In Harrison v. Valentini, 184 S.W.3d 521 (Ky. 2005), the Kentucky Supreme Court applied continuous treatment rule to medical malpractice cases. As applied, the “continuous course of treatment doctrine” provides that “the statute of limitations is tolled as long as the patient is under the continuing care of the physician for the injury caused by the negligent act or omission.” Id. at 524. (Footnote omitted). Since Litsey remained a patient of Dr. Allen’s until at least January of 2008, she maintains that her action filed in December of 2008 was timely.

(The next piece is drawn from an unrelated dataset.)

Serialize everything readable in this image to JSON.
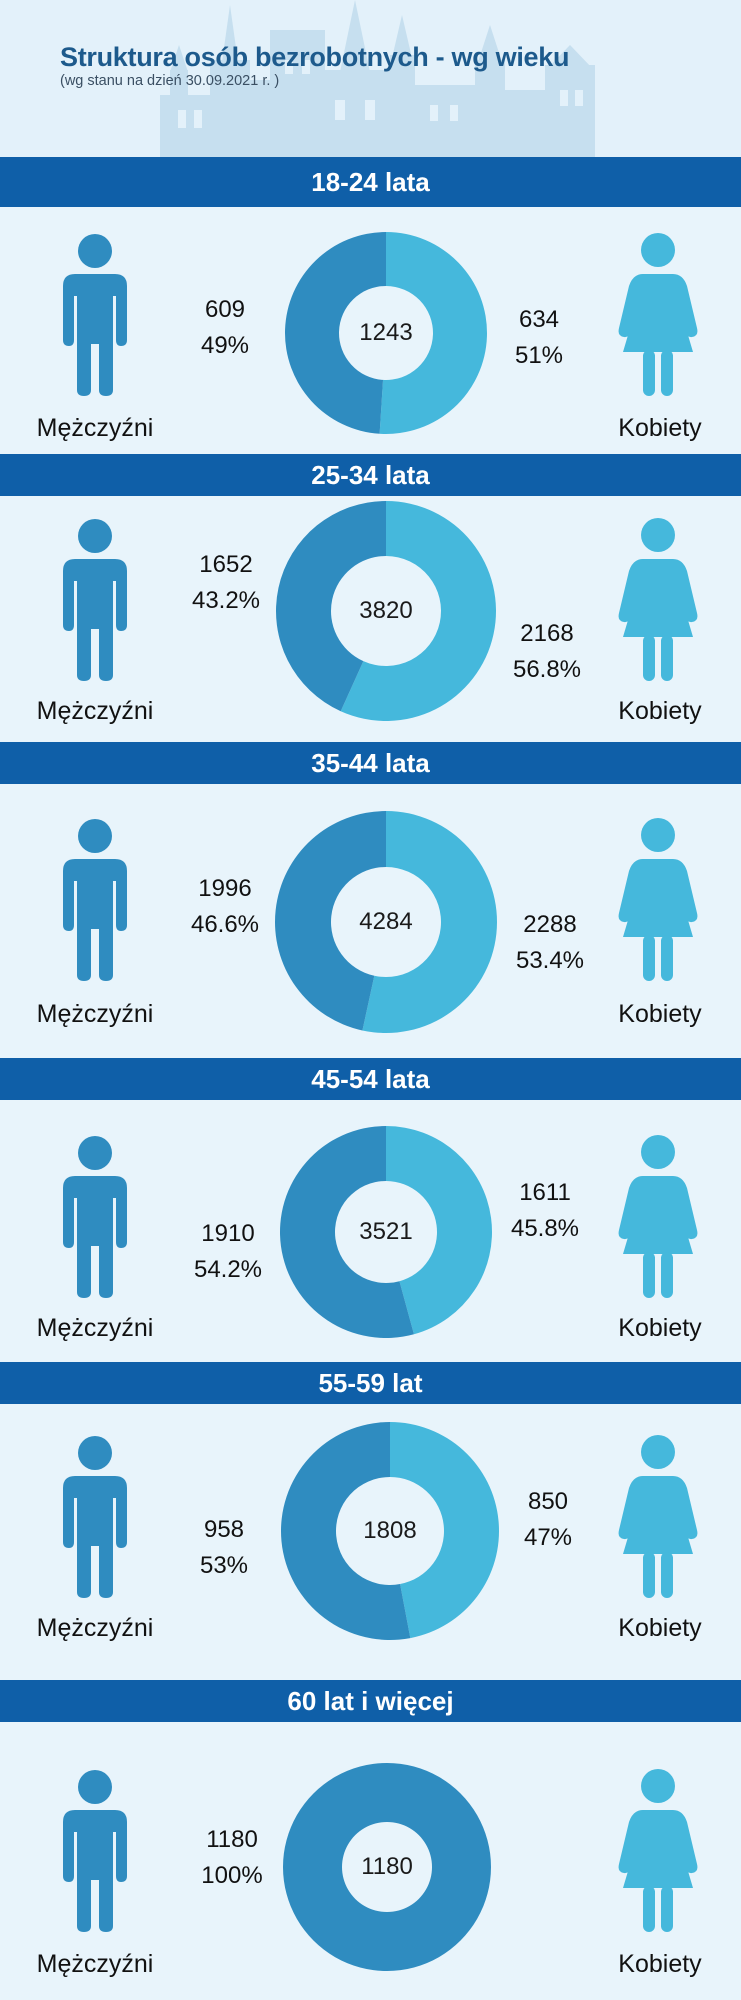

In support of its decision, the Court in Harrison noted “that the trust and confidence [which] marks the physician-patient relationship puts the patient at a disadvantage to question the doctor’s techniques, and gives the patient the right to rely upon the doctor’s professional skill without the necessity of interrupting a continuing course of treatment by instituting suit.” Harrison, 184 S.W.3d at 524. By tolling the statute of limitations for medical malpractice, the continuous course of treatment doctrine gives the patient the right to rely upon the physician without interrupting treatment by instituting suit. The doctrine “also gives the physician a reasonable [opportunity] to identify and correct errors made at an earlier stage of treatment.” Id. at 524-25, citing Watkins v. Fromm, 108 A.D.2d 233, 488 N.Y.S.2d 768, 772 (1985). Consequently, the Court held that,

where a patient relies, in good faith, on his physician’s advice and treatment or, knowing that the physician has rendered poor treatment, but continues treatment in an effort to allow the physician to correct any consequences of the poor treatment, the continuous course of treatment doctrine operates to toll the statute of limitations until the treatment terminates at which time running of the statute begins.

Id.at 525.

In this case, Litsey alleges that Dr. Allen made inappropriate sexual advances to her on her last two office visits, March 29, 2007 and August 27, 2007. Litsey contends that her reliance on Dr. Allen for Xanax prescriptions impaired her ability to exercise proper judgment about her course of treatment and his misconduct. However, in her deposition, Litsey testified that she had “no doubt” that Dr. Allen’s conduct was inappropriate at the time she left his office on August 27, 2007. Although Litsey continued to have her prescriptions renewed by Dr. Allen after that date, she does not allege that she was relying on him to correct the consequences of poor treatment. This is not a case for the continuous course of treatment doctrine, and there was no tolling of the statute of limitations.